All of these problems help account for why people don't feel they are any better off even as the GDP keeps growing, although it's the last one that gets most of the attention, and that's also where we seem to get into the most screaming fights here with Glibertarians. So that's where I'll go next -- to the question of justice.

5 comments:

kathy a. said...

i assume that donations and contributions are also counted toward GDP? i'm thinking of churches supported by tithing [although they do not produce a tangible product, they can then spend the money in ordinary ways]; donations to political campaigns; etc.

GDP is a pretty poor proxy for productivity and for assigning importance to work, people, the environment and sustainability, health, educational opportunities, and on and on -- because of the justice questions that you'll get to tomorrow, and because anything outside the immediate dollar stream just does not count.

Cervantes said...

I don't think donations are counted, those are called "transfer payments." But when the church or charity spends the money then of course it is counted.

roger said...

i think that money spent cleaning up disasters is also counted. katrina was good for raising gdp. forest fires burn money to up the gdp. perhaps the unkindest cut of all is that bucks spent on political campaigns make us appear to be more prosperous.

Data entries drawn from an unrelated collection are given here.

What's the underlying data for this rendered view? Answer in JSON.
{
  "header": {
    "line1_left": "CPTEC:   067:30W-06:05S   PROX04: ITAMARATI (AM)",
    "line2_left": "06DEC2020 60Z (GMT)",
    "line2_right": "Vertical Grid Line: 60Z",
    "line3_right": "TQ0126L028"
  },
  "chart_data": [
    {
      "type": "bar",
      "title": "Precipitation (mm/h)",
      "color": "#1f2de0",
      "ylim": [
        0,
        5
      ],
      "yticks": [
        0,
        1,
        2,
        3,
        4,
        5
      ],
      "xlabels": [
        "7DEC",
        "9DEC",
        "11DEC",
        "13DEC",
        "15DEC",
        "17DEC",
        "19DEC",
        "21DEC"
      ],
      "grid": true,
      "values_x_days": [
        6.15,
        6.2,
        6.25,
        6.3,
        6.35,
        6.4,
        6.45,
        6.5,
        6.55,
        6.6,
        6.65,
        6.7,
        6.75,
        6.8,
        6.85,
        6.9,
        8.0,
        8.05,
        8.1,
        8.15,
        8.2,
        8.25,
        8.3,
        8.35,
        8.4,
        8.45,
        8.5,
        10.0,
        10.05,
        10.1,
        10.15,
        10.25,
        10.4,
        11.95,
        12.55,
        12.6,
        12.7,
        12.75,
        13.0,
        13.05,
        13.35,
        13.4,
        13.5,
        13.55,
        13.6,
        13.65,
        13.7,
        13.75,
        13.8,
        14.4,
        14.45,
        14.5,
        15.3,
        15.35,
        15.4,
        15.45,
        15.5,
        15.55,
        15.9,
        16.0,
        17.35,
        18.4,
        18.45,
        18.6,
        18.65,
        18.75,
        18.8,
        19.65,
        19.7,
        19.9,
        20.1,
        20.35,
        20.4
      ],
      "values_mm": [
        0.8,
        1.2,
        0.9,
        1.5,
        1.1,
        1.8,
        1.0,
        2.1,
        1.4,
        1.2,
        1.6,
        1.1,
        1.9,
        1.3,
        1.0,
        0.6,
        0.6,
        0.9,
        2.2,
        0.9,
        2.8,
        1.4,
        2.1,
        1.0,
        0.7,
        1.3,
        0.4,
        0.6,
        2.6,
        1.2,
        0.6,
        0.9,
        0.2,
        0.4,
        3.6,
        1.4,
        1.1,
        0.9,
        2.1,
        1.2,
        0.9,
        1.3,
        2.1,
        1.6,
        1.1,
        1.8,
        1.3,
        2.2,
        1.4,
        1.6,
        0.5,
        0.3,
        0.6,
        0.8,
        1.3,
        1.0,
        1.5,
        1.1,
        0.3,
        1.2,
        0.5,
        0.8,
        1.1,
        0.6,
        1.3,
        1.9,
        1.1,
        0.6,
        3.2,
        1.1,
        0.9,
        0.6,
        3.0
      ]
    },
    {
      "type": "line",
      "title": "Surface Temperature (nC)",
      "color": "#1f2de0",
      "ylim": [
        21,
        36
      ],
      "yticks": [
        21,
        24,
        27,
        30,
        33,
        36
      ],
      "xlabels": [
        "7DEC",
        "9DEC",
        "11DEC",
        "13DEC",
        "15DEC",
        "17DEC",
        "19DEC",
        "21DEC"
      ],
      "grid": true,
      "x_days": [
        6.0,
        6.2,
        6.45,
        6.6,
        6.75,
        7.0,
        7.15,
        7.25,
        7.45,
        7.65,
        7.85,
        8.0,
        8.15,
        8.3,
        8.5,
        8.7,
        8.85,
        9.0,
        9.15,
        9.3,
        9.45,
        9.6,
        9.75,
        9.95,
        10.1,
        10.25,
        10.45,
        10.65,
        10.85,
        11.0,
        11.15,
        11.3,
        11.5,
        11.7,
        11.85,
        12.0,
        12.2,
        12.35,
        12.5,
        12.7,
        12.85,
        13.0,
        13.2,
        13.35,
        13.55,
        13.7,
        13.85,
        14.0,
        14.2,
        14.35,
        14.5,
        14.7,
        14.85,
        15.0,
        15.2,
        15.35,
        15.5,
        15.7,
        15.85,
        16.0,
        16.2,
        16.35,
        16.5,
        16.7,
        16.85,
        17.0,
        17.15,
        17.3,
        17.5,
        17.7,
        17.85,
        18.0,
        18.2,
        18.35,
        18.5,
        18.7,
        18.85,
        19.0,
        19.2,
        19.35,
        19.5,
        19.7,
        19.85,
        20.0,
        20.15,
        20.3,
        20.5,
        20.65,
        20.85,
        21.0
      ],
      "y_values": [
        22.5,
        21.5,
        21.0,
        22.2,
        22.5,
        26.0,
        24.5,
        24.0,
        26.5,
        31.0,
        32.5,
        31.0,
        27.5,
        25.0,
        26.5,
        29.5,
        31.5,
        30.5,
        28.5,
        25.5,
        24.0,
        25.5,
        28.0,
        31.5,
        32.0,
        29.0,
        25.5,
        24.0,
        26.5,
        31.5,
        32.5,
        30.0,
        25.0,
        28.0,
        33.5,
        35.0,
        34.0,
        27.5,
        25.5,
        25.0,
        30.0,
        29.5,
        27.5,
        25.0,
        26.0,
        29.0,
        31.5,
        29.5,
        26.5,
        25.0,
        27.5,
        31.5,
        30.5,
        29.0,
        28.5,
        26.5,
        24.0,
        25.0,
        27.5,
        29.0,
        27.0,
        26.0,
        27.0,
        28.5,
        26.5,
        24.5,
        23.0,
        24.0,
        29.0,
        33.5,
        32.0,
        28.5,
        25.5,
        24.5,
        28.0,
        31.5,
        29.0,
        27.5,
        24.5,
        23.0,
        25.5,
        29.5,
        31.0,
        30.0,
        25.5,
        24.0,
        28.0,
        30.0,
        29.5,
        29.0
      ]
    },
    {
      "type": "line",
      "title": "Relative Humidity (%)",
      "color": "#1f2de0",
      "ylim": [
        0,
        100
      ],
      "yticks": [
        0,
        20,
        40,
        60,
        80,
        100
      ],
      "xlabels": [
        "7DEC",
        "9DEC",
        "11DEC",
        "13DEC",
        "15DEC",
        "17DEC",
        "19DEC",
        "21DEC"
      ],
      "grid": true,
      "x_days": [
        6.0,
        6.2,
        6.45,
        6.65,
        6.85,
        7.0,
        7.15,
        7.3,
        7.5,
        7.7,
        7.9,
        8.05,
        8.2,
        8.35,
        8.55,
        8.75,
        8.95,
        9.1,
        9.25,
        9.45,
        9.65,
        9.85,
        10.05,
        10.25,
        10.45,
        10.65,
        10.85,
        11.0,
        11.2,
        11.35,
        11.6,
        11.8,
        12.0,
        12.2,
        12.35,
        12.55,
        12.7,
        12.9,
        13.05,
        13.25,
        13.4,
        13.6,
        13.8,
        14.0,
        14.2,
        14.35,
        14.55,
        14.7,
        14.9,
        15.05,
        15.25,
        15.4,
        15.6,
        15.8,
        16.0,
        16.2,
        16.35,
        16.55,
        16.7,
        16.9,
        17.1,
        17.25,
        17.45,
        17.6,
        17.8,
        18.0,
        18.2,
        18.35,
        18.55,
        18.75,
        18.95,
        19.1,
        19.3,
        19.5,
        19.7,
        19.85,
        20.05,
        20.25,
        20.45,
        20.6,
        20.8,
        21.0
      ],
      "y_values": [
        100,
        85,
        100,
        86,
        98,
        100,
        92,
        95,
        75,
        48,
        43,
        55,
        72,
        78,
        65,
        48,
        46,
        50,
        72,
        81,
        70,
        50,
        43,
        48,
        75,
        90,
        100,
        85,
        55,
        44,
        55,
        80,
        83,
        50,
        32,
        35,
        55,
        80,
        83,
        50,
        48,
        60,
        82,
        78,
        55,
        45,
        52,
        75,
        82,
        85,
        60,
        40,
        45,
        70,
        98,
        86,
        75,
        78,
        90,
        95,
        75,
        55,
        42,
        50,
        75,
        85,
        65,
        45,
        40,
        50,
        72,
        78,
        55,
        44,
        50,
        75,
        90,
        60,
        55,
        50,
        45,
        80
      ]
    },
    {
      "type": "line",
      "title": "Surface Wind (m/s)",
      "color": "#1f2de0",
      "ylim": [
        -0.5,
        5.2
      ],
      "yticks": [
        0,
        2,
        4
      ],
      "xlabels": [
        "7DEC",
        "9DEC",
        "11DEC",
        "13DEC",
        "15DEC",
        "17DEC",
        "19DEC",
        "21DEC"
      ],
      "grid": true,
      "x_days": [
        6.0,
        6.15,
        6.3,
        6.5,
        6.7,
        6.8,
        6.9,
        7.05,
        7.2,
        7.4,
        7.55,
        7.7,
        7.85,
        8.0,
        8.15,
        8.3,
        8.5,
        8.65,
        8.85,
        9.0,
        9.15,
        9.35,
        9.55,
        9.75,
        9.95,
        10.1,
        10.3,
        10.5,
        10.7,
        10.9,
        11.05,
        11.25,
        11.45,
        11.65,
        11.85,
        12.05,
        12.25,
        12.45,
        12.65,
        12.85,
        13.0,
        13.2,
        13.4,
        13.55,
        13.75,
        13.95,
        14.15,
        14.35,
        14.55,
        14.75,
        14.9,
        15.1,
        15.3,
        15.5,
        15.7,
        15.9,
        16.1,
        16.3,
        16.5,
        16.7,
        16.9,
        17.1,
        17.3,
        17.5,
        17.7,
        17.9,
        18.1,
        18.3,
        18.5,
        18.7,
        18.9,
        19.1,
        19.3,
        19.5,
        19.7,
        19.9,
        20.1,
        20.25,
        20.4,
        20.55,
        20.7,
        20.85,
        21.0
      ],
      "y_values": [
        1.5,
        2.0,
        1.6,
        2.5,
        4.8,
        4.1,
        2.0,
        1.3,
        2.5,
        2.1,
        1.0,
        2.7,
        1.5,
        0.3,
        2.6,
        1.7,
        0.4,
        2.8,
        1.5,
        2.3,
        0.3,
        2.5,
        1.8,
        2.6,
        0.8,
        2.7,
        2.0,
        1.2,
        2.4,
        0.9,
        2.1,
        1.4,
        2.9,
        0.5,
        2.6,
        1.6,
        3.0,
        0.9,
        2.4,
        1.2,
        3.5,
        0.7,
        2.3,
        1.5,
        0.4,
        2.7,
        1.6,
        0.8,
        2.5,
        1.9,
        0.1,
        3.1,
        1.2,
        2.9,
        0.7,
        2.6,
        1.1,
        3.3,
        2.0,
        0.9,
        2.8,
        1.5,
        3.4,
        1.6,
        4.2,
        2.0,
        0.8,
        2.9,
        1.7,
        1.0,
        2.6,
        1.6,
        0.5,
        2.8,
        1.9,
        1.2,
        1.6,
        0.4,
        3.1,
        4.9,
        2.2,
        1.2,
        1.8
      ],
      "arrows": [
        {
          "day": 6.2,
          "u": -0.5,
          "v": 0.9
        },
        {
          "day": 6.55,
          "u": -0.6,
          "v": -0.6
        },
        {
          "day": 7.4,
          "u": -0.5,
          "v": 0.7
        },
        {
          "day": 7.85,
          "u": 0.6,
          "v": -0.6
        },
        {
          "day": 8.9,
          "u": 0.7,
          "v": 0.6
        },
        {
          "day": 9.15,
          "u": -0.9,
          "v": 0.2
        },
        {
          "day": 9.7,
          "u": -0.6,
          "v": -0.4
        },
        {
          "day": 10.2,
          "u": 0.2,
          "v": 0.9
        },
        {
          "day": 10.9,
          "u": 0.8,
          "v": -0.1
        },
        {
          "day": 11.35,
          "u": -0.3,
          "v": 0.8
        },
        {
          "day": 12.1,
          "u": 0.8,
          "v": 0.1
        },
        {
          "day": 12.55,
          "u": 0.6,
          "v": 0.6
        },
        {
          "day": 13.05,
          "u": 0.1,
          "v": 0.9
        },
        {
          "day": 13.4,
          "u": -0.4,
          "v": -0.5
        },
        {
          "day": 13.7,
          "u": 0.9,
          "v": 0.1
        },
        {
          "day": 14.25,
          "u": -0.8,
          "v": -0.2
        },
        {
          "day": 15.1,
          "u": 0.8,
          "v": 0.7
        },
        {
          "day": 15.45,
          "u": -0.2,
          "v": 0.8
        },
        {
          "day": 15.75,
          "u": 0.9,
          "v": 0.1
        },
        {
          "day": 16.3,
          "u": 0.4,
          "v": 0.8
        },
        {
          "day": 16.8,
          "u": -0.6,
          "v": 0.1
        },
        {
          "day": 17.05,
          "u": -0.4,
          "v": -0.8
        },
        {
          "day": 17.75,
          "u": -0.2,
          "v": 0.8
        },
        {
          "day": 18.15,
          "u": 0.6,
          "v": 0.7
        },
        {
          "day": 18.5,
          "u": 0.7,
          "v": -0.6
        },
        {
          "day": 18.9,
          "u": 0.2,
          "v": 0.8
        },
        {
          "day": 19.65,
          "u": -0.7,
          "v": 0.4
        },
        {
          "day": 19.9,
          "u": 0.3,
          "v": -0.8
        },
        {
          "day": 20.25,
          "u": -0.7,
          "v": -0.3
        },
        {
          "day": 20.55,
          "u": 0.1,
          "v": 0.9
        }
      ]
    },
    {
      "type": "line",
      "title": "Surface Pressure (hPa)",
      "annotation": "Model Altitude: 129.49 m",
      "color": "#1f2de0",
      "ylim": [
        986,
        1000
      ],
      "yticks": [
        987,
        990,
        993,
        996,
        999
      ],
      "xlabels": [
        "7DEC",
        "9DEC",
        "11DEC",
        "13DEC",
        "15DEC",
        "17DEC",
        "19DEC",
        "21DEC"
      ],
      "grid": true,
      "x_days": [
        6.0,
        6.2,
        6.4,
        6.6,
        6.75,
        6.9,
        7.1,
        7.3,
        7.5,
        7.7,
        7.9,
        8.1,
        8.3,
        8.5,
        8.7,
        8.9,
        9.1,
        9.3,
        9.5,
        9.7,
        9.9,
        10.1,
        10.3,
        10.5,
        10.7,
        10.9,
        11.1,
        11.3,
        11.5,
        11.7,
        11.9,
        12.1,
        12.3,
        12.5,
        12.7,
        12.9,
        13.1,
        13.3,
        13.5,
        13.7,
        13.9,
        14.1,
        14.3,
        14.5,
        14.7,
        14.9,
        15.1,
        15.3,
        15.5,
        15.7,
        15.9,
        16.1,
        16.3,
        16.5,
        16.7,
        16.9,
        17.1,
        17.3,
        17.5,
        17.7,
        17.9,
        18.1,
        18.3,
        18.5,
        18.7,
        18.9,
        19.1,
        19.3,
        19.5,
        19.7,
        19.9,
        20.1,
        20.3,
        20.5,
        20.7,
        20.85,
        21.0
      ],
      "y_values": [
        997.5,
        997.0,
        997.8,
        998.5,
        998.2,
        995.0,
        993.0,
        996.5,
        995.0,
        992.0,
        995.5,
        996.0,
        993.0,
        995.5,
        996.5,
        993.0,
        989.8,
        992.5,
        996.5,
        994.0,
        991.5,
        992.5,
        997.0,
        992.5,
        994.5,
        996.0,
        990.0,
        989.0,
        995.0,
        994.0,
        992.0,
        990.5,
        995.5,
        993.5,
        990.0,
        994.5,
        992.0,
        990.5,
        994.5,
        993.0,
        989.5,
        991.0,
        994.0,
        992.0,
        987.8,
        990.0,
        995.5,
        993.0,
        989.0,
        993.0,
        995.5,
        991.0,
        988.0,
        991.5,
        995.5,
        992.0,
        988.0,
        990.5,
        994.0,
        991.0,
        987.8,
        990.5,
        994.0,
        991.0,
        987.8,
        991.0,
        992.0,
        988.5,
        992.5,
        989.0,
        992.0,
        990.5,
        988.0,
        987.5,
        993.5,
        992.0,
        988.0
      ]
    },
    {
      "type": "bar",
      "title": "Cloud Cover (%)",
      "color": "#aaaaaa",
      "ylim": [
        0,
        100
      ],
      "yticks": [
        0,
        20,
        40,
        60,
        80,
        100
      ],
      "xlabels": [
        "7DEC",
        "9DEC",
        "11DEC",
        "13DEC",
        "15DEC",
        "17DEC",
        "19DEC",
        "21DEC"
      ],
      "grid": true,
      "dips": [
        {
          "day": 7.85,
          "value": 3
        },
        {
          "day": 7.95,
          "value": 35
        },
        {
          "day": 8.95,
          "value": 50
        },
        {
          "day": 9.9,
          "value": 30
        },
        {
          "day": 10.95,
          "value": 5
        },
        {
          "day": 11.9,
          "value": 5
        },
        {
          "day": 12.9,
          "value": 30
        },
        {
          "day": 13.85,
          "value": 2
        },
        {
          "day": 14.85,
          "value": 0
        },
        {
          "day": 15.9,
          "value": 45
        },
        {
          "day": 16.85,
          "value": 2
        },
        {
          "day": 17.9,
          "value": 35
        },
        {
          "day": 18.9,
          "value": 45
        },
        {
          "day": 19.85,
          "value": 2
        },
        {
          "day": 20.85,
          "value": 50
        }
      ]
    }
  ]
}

gdp up? stock market up? obviously we're dong fine. ask jim cramer.

kathy a. said...

volunteer efforts during/after a catastrophe don't count, though, because it isn't a money exchange. nor does child-rearing, or unpaid care for elders, disabled folks, friends in crisis.

kathy a. said...

it seems kind of funny, not in that ha-ha way, that the party of "let's make all the help all-volunteer" is also vastly unwilling to admit that volunteer help counts.